Dieses Buch ist eine spannende Herausforderung für die Leserschaft!

Petra Ganglbauer

Günter Vallaster, Hrsg.: RÄUME FÜR NOTIZEN

edition ch
Wien 2014

Der Herausgeber und Autor Günter Vallaster, legt seit langem trans- und intermediale Fährten in der (nicht nur) österreichischen Literatur- und Kunstlandschaft. Einmal mehr ästhetische und gattungsspezifische Sprengkraft enthält das jüngste Elaborat in der edition ch, der Band Nummer 8 des „Raum(s) für Notizen“.

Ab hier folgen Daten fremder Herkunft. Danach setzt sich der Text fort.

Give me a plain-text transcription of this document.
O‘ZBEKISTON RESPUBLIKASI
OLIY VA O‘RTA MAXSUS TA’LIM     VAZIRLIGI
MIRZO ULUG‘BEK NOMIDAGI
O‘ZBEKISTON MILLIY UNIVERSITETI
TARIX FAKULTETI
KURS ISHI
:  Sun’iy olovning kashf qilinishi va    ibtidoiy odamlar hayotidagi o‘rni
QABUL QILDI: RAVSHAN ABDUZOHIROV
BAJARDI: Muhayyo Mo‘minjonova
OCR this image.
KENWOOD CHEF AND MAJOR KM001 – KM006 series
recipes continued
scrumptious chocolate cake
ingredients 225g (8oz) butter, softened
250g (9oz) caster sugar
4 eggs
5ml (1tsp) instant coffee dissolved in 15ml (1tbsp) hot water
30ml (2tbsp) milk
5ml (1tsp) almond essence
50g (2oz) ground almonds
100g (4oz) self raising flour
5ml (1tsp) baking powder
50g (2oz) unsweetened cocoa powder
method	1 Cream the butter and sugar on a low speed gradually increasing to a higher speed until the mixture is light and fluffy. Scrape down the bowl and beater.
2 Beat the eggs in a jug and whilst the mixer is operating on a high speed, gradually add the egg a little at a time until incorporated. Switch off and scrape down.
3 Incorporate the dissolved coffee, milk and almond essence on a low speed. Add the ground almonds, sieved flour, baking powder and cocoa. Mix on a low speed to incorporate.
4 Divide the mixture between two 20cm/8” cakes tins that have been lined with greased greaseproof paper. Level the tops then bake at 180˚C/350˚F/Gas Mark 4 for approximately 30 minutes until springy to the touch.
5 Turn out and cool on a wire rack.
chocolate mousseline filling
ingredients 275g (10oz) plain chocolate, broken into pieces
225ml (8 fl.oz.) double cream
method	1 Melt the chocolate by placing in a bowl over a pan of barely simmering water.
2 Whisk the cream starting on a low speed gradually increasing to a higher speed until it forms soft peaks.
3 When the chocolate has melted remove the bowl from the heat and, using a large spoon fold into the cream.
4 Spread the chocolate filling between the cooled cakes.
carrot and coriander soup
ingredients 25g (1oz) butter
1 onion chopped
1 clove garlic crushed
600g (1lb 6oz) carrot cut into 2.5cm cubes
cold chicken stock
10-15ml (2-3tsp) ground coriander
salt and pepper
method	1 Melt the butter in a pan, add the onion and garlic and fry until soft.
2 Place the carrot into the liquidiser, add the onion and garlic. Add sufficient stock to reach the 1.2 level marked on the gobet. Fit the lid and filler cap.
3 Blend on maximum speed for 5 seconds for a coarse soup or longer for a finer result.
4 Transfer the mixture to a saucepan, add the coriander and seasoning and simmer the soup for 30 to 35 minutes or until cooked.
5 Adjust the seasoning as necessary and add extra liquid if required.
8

Ausnehmend schön ist dieses Buch geworden, das den Raum für Notate, Transgressionen, Intermediales mittels Andockstellen freihält und somit eine ursächliche, eine grundsätzliche Potentialität eröffnet.

Dementsprechend vielgestaltig wiewohl konsequent wurde die Auswahl der Beiträge getroffen um eine überzeugende Zusammenschau, eine Aufbereitung und Aufarbeitung zeitgenössischer Tendenzen auf Zeit festzumachen.
Vom Essay bis zur visuellen Poesie findet sich in diesem Buch so manches, das jene Nischen besiedelt, die zwischen den scheinbar finalisierten Kunst-Produkten entstehen. Das Dazwischen ist die Essenz dieser Arbeiten, es leuchtet, ist aufgeladen, zündelt, ist poetischer Kern.

Beiträge von u.a. Erika Kronabitter, Herbert J. Wimmer, Juliana V. Kaminskaja, Thomas Havlik, Christian „Yeti“ Beirer.

Sehr empfehlenswert; mit einem konzisen, informativen Vorwort ausgestattet!